Terminata l’analisi, il Dott. Sances, ipotizzando possibili soluzioni, ha  aggiunto:

Guardando alla storia europea e date le similitudini, nel tentativo di trovare una risoluzione delle asperità, si potrebbe utilizzare il metodo funzionalista mediante la creazione di un’istituzione sovrannazionale condivisa, diretta alla soluzione dei problemi di approvvigionamento energetico ed alimentare. L’Europa, inoltre, potrebbe, attraverso la sua forza economica, cercare di promuovere la creazione di aziende cogestite da palestinesi ed israeliani. Ciò potrebbe avviare la creazione di una intensa rete di rapporti capace di scongiurare possibili conflitti futuri”. 

Al termine degli interventi ci si è concesso un breve seppur intenso spazio per delle domande, sfociate in un dibattito appassionato ed al contempo ordinato, perfettamente in linea con il tenore proposto dalla manifestazione.

Riassumendo il fine ultimo del convegno, quindi, non possiamo non citare proprio un pensiero del Prof. Ceci, che ha concluso dicendo: “La guerra è la più violenta opera di distruzione dell’umanità. Dopo ogni guerra bisogna ricominciare da capo.
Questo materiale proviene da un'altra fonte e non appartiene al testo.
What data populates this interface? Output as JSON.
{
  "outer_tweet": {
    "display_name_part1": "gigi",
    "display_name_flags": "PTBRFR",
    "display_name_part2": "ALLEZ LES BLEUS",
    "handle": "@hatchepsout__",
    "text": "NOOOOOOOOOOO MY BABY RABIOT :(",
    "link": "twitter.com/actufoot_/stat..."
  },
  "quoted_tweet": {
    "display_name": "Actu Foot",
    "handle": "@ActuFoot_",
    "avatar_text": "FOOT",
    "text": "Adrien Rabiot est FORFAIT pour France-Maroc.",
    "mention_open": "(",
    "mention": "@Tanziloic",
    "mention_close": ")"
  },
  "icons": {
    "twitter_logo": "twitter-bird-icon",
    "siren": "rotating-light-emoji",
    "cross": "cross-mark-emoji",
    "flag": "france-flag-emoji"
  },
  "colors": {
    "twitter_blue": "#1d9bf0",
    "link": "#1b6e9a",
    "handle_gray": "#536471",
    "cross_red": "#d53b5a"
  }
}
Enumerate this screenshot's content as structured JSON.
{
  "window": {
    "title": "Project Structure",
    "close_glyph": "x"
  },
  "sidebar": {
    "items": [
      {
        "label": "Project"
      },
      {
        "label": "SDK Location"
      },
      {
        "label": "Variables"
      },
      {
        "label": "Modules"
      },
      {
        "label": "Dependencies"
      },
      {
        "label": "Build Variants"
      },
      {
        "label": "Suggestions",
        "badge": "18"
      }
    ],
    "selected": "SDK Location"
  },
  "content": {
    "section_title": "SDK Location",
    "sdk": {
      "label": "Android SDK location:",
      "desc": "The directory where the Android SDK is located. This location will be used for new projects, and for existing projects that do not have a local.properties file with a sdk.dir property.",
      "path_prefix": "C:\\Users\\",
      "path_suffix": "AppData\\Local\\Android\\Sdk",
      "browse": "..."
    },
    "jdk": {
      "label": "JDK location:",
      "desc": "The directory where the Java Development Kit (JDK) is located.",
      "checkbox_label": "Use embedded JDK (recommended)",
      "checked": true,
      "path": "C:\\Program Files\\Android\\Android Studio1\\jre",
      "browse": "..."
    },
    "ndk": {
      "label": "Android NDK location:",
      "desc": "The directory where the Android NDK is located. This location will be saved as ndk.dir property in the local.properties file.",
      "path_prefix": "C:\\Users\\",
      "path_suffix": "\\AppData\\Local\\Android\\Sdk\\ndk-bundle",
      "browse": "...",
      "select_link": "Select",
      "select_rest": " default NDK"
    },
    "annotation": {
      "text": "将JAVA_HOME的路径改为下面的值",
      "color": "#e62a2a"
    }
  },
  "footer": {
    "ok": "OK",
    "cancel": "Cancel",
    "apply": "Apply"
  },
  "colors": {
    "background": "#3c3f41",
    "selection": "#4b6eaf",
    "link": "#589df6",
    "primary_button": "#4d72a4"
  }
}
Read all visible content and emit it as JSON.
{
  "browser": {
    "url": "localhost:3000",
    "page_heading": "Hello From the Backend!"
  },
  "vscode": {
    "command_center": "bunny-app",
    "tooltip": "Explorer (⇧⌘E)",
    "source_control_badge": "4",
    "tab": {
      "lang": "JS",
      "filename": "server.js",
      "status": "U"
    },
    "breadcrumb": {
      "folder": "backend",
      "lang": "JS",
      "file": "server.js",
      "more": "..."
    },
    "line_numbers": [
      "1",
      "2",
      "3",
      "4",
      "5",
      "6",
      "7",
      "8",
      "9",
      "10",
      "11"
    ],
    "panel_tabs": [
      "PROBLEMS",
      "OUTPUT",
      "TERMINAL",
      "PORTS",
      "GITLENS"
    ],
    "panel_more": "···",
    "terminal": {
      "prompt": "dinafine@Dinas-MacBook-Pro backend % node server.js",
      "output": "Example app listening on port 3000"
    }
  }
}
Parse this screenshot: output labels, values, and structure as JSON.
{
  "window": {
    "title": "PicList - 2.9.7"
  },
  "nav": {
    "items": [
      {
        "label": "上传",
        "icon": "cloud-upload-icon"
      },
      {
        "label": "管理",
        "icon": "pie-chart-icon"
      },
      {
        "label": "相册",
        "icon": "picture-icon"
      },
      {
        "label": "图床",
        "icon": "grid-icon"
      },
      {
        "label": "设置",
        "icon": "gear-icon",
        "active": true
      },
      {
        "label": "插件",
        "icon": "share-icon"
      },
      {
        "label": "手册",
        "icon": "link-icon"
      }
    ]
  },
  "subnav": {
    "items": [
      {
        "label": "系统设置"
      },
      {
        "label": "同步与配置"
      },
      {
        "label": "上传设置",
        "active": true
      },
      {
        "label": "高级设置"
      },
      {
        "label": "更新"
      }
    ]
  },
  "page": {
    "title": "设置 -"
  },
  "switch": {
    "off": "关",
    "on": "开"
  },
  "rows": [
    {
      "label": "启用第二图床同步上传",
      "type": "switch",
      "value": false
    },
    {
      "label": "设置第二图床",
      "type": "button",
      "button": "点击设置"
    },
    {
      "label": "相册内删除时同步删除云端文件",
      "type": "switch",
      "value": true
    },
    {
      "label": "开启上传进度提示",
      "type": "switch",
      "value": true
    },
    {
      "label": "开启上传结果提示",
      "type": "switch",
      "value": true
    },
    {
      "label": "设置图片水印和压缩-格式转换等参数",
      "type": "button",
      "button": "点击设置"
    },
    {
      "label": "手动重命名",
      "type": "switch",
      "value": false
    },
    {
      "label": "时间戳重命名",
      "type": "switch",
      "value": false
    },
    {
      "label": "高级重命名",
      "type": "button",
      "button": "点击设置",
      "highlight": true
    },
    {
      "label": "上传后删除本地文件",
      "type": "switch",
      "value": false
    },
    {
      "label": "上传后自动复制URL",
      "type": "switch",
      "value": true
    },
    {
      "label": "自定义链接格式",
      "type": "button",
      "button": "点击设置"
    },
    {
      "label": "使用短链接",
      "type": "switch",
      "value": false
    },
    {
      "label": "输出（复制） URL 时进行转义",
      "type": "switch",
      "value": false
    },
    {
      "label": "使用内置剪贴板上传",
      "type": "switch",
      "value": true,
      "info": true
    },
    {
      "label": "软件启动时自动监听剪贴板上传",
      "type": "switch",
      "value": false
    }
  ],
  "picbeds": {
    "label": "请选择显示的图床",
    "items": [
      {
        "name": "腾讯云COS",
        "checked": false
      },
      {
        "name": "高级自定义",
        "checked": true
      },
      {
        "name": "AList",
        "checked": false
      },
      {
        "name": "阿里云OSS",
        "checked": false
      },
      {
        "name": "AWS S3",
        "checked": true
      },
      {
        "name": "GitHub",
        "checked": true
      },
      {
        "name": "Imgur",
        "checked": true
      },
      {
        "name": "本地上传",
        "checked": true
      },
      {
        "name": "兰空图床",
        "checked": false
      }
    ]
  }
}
Tuttavia, ricominciare con una cultura della pace, significa evitare di ripetere gli errori del passato e di ripristinare le condizioni di devastanti conflitti”.

In questo senso possiamo dire che, indubbiamente, l’Università Pontificia Salesiana, anche per mezzo di prestigiose realtà come l’Istituto Universitario Progetto Uomo ed i suoi partner presenti sul territorio della Tuscia, sta dando prova di un impegno ed una mission chiara e precisa: Primum Educere.